Contact centers are often made from best-in-class components. Many contact center implementations have elements that come from as many as 18 to 20 different vendors. Each one of those discrete elements—whether it's the CTI routing and hunting package, the speech recognition technology, or the interactive voice system—is built to perform at peak levels by its vendor. In a sense, the process of building a contact center is similar to building your own car, piece by piece.
Different software application developers also have areas of specialty. They bring their expertise into building a full contact center, which is more than just voice in today's world. The modern contact center transcends the voice channel to provide a true omni-channel experience. That means there are elements in the contact center tied to web and social media interaction. Of course, faxing and email are also still important elements of interaction in a lot of industries.
Anatomy of a Stress Test
Stress testing is about making sure all those different components have been properly integrated within the contact center technology environment to deliver the omni-channel experience today's customers have come to expect. It's a reliable method to make sure the whole system will hold together when it's running at its designed capacity, both in terms of velocity of interactions across all the different channels, and/or number of concurrent interactions handled by each component (e.g., the self-service IVR, speech recognition system, or the connections to agent desktop).

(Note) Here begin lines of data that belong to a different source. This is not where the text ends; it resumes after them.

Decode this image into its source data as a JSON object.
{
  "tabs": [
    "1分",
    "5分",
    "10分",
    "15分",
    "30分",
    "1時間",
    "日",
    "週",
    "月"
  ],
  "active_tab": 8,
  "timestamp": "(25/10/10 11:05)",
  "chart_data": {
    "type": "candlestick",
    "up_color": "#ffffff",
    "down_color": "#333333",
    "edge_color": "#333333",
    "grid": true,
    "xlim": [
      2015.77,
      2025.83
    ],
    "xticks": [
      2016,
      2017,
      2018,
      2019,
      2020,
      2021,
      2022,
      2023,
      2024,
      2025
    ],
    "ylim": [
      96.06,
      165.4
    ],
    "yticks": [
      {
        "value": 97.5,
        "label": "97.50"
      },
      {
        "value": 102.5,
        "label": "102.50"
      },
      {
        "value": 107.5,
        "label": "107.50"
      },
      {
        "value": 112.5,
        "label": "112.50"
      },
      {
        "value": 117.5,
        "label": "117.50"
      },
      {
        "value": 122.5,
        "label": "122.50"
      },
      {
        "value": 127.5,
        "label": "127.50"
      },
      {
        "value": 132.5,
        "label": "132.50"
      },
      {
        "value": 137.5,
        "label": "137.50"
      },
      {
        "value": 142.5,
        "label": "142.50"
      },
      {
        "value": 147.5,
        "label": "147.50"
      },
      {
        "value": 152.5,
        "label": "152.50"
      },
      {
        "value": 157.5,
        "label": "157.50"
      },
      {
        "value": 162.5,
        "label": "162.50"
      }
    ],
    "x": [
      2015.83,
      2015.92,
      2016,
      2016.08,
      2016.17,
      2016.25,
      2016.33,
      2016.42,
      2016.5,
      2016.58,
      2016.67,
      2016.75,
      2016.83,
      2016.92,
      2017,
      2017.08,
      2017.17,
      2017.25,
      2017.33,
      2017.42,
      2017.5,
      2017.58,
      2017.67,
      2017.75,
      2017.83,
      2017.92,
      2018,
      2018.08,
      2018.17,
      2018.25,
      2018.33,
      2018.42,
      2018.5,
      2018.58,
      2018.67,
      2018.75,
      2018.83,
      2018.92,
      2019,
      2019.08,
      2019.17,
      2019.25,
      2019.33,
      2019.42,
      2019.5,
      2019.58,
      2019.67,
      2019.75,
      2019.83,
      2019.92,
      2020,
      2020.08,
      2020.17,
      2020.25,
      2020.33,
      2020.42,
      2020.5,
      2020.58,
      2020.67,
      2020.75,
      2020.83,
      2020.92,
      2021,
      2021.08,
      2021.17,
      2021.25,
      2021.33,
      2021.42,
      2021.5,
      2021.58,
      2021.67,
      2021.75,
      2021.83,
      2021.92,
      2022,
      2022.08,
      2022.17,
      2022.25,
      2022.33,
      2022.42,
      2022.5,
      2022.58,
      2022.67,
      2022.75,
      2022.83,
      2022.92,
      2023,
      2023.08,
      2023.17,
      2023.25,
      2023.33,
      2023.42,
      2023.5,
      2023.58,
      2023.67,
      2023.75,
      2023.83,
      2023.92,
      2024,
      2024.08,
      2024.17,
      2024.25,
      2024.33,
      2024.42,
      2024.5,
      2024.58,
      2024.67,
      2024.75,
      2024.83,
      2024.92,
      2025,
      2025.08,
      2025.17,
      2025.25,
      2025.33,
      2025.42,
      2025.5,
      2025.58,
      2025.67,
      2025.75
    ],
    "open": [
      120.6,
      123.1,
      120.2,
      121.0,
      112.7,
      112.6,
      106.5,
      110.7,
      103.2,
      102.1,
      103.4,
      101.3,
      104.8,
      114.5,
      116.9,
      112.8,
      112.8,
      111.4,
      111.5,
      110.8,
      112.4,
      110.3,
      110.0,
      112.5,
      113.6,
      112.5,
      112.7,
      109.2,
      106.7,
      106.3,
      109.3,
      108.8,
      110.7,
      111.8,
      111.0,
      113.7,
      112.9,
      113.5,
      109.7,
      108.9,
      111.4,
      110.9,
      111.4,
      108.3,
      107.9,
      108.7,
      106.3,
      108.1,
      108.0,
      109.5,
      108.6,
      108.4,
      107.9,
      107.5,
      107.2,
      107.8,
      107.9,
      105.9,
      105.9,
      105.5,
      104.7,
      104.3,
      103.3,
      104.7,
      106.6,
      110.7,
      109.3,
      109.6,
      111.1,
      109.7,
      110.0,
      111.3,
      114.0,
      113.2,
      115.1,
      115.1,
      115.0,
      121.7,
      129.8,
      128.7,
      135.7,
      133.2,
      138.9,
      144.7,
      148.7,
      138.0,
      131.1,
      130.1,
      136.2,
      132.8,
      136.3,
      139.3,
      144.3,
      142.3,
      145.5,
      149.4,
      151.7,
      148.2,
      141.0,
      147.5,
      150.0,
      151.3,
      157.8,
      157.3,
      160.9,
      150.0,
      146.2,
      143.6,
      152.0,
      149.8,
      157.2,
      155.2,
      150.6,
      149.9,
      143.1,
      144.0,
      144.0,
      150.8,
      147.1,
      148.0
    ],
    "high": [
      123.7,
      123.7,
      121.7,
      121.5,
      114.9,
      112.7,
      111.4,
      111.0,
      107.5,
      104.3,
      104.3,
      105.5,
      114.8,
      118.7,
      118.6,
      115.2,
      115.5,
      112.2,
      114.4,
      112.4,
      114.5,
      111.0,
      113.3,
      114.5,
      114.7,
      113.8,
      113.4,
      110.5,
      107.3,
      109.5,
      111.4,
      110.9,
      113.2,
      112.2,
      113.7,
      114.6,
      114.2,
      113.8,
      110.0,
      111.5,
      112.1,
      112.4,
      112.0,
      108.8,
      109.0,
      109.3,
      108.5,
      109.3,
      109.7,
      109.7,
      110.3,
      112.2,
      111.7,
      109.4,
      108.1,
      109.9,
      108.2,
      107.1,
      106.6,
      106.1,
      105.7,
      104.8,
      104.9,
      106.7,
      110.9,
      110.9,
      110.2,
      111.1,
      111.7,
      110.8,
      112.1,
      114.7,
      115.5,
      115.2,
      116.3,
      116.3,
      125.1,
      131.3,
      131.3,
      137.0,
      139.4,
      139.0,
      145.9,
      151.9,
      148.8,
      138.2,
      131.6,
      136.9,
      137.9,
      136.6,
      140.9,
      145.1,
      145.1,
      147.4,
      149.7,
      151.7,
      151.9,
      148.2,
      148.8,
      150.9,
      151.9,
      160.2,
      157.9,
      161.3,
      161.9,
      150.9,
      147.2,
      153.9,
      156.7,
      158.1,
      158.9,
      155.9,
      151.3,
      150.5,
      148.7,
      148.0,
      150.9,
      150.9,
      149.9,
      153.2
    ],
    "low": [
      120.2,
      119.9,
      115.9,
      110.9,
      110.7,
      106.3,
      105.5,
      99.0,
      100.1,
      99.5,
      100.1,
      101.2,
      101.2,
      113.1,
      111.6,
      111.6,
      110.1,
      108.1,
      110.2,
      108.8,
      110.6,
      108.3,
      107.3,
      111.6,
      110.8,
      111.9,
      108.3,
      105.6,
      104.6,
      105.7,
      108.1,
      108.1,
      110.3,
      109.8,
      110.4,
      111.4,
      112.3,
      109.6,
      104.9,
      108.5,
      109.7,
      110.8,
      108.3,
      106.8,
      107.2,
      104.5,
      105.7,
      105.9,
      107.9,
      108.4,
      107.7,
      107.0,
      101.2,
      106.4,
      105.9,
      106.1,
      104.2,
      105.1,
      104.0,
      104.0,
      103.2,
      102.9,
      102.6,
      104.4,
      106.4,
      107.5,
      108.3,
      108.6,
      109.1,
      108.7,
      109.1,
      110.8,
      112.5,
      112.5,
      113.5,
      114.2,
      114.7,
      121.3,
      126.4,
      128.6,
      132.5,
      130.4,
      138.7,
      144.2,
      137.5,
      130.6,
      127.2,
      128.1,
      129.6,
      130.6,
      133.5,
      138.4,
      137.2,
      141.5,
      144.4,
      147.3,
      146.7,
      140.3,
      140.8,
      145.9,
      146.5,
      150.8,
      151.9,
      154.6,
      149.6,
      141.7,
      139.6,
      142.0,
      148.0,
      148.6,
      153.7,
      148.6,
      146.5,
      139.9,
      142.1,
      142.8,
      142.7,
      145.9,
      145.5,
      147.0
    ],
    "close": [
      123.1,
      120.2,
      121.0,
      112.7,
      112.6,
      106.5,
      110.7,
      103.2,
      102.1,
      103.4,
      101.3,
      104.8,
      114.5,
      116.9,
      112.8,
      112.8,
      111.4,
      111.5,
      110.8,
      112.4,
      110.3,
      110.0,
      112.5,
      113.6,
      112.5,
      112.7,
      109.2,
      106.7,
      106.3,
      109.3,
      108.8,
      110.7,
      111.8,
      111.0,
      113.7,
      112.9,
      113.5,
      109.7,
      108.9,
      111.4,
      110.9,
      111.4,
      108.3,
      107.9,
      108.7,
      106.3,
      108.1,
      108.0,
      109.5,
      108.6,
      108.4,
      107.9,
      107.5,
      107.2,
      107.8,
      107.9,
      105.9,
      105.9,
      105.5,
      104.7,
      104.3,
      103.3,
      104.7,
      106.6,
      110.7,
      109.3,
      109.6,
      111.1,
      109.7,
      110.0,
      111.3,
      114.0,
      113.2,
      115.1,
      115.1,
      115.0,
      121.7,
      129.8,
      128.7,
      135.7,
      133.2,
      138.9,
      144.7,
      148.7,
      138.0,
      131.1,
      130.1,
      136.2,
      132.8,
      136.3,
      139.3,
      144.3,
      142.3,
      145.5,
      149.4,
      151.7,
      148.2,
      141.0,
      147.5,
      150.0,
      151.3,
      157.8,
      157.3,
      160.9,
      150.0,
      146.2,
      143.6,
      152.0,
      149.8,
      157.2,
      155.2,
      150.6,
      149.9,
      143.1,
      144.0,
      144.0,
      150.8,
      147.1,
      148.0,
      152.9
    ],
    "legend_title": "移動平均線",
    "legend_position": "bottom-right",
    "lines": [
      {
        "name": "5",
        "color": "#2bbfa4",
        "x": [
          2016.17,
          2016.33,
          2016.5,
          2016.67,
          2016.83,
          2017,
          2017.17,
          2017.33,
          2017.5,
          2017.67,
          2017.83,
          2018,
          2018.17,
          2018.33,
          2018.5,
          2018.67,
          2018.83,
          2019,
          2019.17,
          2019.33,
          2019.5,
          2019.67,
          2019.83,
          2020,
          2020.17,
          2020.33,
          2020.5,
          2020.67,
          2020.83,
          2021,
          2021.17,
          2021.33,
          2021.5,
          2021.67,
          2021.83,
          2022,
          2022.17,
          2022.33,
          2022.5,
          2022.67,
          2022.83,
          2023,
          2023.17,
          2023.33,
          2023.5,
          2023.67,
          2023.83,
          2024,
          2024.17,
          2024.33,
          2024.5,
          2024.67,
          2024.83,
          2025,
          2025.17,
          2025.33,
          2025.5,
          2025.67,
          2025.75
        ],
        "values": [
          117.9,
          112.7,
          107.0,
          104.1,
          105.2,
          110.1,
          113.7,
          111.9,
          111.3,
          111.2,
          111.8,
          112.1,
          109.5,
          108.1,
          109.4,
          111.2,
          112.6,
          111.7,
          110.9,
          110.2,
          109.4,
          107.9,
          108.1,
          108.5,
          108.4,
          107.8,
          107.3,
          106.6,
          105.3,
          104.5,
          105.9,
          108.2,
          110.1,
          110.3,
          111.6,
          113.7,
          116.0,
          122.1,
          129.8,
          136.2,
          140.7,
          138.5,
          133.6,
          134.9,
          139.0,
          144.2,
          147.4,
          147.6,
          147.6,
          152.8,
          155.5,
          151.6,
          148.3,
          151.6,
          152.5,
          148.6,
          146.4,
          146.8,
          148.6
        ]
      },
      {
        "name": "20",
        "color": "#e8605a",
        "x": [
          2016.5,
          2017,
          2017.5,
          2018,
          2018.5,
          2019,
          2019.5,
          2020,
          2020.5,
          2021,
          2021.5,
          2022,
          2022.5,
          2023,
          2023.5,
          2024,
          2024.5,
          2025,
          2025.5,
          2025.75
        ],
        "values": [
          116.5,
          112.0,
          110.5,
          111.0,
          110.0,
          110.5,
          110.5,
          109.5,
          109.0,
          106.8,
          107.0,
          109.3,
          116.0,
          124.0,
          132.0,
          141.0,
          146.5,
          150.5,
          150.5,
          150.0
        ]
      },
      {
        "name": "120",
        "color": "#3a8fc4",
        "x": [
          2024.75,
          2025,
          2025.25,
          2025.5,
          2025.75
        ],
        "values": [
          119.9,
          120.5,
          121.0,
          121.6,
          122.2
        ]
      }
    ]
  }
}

Prior to the stress test, all of your various system inputs should be gathered and funneled into the contact center ensuring all components in the system are effectively tested and utilized. When it comes time to perform a stress test, you have to send loads of traffic into the system to represent real customer interactions. It shouldn't just be synthetic transactions created inside the system by a bit pump—it needs to be actual outside-in traffic that accesses and exercises all the elements in the public telephone network or internet, in addition to what goes through the internal network. Whether they're voice, web, or WebRTC interactions, they should be an accurate representation of real-world usage, so you can have confidence your system will operate as intended in a real-world high load situation.
How We Can Help
We're able to create outside-in traffic across multiple channels to act just like real customers trying to interact with the system. We create test case scripts that follow step-by-step instructions —after every input the testing system stops and waits for the target system to give a response. That way, we can measure the performance at all stages of interaction.
With outside-in interaction, we're sampling and reporting upon the experience that's delivered by all that contact center technology sitting between your brand and the customer. We're effectively making sure that the system can perform the way it's supposed to when it's running at full speed.
Deploying Prognosis Internally
Our Prognosis toolkit can be deployed internally as an overlay on a multivendor contact center environment to collect data from the various vendor APIs. It gathers all relevant data and puts it on a single pane. Prognosis provides a bird's-eye perspective of the technology's reaction to the velocity of customer interactions.
What's really cool about the integration between the inside-out Prognosis toolkit and the outside-in Testing perspective is that it gives you the ability to couple a view of the customer service experience with the internal metrics and analytics that Prognosis collects. Everybody knows how important the customer experience is in today's world. When you combine that with information from all the different components and network elements within the contact center complex itself, it's the equivalent to carefully tuning your car.
Customer issues will be effectively identified by the data collected by Prognosis. By comparing the tags on phone calls or browser interactions, we can significantly accelerate root cause analysis. We're not just waving a red flag saying the something went wrong—we're also providing deep-dive information that shows exactly what components were involved when the issue developed.